Curzio, stung, responded with a defense that ran to more than a thousand pages. Fearful of exposing his Latin to ridicule, he wrote in the Tuscan dialect. But the battle was already lost. Although Allacci had stopped short of accusing Curzio of forgery, the verdict was in. The question was not who done it, but why he did it.

Rowland skillfully weaves her way through this long-forgotten controversy, framing it within the cultural and political struggles between Rome and Tuscany, and the larger intellectual debates of the period. At every turn, she provides fascinating detail about the workings of the scholarly world at a highly sensitive

moment, just two years after Galileo (like Pope Urban VIII, a Tuscan) had been forced to recant his theory of the solar system. In a mere 150 pages, not counting endnotes, she summons up a world and an age.

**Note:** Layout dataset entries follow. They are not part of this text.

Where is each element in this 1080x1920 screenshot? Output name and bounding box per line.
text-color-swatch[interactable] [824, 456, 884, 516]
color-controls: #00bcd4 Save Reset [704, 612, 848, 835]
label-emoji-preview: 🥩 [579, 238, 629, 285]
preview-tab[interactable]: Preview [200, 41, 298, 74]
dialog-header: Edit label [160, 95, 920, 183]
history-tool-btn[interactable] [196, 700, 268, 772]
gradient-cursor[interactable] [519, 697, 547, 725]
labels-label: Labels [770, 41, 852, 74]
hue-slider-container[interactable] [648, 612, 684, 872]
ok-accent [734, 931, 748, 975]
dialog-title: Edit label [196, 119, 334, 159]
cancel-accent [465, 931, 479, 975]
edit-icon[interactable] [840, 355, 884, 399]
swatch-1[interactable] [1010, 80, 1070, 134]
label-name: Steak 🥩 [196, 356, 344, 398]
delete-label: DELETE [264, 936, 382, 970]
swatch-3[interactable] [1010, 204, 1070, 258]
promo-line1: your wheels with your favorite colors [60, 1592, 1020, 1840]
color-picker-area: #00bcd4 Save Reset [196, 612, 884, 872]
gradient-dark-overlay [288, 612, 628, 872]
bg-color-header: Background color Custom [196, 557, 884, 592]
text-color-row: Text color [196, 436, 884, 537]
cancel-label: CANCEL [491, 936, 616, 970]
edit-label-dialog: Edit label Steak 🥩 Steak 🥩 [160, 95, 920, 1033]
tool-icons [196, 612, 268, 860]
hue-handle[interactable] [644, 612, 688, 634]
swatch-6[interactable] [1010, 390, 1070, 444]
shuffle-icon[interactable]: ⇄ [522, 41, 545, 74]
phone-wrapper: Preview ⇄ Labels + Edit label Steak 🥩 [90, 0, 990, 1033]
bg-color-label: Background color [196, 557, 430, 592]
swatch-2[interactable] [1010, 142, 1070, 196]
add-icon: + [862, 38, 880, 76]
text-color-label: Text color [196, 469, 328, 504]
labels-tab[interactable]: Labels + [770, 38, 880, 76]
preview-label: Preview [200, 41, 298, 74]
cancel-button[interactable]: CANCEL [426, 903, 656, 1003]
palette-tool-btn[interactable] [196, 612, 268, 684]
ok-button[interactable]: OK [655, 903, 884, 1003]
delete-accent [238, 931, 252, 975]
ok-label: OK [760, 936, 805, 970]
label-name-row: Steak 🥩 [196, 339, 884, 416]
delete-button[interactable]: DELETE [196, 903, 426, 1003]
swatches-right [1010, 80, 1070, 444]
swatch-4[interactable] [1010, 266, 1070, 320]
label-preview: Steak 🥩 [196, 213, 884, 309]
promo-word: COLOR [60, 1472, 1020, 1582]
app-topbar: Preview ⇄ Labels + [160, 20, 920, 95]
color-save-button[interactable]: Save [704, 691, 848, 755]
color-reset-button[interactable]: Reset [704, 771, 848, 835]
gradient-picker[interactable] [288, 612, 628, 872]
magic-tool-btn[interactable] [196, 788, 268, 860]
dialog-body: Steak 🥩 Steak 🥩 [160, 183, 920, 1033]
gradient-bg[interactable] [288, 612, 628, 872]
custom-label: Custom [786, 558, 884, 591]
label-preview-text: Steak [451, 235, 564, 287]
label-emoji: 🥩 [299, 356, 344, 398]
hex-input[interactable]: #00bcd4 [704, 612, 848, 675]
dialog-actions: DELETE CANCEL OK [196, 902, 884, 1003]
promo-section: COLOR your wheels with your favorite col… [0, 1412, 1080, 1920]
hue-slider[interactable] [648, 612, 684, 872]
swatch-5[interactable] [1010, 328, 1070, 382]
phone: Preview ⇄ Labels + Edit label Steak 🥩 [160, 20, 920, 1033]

So why did Curzio do it? Apparently, because he did not want to go to law school, which was the family's plan. By forging Etruscan texts, he could look forward to years of happy immersion in the subject he loved the most, history. But Rowland does not discount the Tuscan love of practical jokes, or beffe, so prominent in Boccaccio's "Decameron." How else could one read Prospero's predictions, which often sound like cut-rate Nostradamus: "The vulture hath raised its voice from the face of the Locust. The Locust shall devour Lions. The stones shall sweat in horror."

If it was a practical joke, it was a good one. In 1985, which the Italian government declared "The Year of the Etruscans," thieves broke into the Palazzi Inghirami, Curzio's family residence, and made off with the scarith. Fittingly, Curzio had the last laugh.